First Chronicles 28-29; John 11:47-57
And you, Solomon my son, know the God of your father and serve him with a whole heart and with a willing mind, for the Lord searches all hearts and understands every plan and thought. If you seek him, he will be found by you, but if you forsake him, he will cast you off forever. 1 Chronicles 28:9
But one of them, Caiaphas, who was high priest that year, said to them, “You know nothing at all. Nor do you understand that it is better for you that one man should die for the people, not that the whole nation should perish.” He did not say this of his own accord, but being high priest that year he prophesied that Jesus would die for the nation, and not for the nation only, but also to gather into one the children of God who are scattered abroad. John 11:49-52
David, in turning over the kingdom to his son, Solomon, charged him to know and serve God. This was not merely good advice but an urgent mandate. Solomon would rule over people, but they were God’s people not his. His leadership would affect the population and be either a credit or discredit to their God. The God that Solomon needed to know and serve is One who “searches all hearts and understands every plan and thought.” He cannot be manipulated or fooled. He knows not only the actions of all people but their hearts and thoughts as well. To fail in this mandate is to incur eternal judgment.

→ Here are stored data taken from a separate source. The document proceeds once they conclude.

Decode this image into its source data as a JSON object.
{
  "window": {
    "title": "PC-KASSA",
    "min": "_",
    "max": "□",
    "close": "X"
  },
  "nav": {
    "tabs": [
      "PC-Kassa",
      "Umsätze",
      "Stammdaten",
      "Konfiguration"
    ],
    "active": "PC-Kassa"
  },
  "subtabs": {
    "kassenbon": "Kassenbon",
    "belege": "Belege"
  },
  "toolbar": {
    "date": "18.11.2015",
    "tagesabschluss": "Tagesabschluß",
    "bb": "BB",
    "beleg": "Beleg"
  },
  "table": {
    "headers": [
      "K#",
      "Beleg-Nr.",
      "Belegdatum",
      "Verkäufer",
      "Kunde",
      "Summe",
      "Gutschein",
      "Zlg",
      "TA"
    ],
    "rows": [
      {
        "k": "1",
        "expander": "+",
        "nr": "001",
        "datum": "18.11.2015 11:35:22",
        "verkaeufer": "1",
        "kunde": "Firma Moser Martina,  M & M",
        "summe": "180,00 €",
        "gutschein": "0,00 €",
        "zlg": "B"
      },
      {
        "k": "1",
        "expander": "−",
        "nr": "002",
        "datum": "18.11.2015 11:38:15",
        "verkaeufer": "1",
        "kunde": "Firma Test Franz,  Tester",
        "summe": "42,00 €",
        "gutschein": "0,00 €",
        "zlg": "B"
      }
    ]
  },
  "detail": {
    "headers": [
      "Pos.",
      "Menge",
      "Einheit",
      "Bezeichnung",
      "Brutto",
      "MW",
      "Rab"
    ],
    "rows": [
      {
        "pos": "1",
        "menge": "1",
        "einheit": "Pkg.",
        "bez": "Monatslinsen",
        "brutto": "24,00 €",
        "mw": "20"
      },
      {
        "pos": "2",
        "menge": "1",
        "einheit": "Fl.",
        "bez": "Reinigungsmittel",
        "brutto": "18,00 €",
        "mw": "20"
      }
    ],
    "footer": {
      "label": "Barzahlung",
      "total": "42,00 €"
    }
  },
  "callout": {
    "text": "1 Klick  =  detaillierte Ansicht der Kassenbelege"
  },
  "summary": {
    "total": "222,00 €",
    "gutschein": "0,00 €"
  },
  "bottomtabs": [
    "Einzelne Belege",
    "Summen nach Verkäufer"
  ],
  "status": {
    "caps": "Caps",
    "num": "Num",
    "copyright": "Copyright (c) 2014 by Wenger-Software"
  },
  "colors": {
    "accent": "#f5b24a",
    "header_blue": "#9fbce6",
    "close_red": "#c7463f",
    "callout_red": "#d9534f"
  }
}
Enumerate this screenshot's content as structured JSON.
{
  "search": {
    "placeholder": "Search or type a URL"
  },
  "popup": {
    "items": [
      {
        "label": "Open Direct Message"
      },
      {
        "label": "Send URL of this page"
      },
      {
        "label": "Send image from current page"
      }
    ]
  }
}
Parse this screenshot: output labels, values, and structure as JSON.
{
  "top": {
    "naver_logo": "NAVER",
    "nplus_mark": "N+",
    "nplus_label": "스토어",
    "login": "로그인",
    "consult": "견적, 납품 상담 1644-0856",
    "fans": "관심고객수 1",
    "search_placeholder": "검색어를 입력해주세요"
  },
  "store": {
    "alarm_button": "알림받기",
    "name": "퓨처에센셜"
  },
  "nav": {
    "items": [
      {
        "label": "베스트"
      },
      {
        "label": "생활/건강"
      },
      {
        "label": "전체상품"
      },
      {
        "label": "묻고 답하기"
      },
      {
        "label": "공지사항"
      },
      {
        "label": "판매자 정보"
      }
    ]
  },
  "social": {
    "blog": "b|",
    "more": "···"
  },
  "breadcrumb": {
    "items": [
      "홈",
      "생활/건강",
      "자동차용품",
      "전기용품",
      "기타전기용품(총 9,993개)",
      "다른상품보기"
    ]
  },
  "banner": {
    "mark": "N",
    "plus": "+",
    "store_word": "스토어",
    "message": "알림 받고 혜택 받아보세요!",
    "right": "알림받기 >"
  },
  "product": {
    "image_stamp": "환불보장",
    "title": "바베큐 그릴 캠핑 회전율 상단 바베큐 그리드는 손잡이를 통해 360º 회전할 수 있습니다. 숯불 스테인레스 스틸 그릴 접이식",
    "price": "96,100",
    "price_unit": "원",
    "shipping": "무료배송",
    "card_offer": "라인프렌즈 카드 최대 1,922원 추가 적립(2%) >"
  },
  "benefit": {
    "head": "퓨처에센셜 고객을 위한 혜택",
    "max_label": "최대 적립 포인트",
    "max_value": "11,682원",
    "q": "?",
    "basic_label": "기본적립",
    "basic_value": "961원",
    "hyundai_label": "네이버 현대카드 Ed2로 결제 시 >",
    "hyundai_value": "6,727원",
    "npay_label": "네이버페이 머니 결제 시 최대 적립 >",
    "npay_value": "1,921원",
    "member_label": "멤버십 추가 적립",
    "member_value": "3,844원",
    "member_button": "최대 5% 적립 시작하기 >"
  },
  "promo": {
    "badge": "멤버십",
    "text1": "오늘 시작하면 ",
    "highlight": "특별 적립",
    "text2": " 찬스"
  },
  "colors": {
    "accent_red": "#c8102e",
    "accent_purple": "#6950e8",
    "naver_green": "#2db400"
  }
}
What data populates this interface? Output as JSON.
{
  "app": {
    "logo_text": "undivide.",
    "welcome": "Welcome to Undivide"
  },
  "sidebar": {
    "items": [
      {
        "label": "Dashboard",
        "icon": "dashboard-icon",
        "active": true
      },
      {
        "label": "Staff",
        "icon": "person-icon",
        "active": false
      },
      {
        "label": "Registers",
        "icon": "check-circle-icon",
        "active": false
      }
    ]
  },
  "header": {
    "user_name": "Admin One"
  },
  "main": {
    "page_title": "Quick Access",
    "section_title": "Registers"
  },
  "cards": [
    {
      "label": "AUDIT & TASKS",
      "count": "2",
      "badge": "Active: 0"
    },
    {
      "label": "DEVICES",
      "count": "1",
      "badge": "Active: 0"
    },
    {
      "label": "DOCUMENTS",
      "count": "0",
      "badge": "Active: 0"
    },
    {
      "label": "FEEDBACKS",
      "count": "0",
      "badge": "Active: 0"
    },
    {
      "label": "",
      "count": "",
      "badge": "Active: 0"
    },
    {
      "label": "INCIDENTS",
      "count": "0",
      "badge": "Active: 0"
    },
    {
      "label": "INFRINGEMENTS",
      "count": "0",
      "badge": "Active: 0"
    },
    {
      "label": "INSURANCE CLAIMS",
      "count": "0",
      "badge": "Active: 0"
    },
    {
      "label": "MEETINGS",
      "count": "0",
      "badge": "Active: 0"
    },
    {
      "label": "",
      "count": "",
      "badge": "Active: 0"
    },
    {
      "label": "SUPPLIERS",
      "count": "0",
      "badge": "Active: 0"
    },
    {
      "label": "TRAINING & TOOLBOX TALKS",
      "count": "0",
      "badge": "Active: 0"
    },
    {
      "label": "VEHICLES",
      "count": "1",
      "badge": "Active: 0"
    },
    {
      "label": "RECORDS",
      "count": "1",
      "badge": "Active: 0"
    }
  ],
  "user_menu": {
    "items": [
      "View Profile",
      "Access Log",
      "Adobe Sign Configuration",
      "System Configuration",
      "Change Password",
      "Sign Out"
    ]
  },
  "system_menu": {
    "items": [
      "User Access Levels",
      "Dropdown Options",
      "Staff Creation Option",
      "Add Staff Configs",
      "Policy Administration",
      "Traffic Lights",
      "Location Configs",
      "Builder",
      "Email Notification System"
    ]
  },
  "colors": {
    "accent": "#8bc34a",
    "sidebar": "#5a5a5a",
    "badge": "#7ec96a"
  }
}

Caiaphas was high priest of Israel in the final days of Jesus’ earthly ministry. He stood as the highest authority among the Jews who lived under a Roman governor in that day. Like Solomon, Caiaphas held an obligation to know and serve God, but he failed to see that the Son of God was among them making the Father known (John 1:18). So the high priest proposed Jesus’ execution and unwittingly decreed the offering of the true Passover Lamb who would die for God’s elect people both in Israel and throughout the earth. His words had one meaning to him but another in reality.
Think about it
Solomon did fail to fully serve God and so have we. We all deserve to die. But “God so loved the world, that he gave his only Son, that whoever believes in him should not perish but have eternal life” (John 3:16). God gives the promise of eternal life to all who believe in Him. Praise Him that the promise of mercy triumphs over the warning of judgment because Jesus died in our place (James 2:13).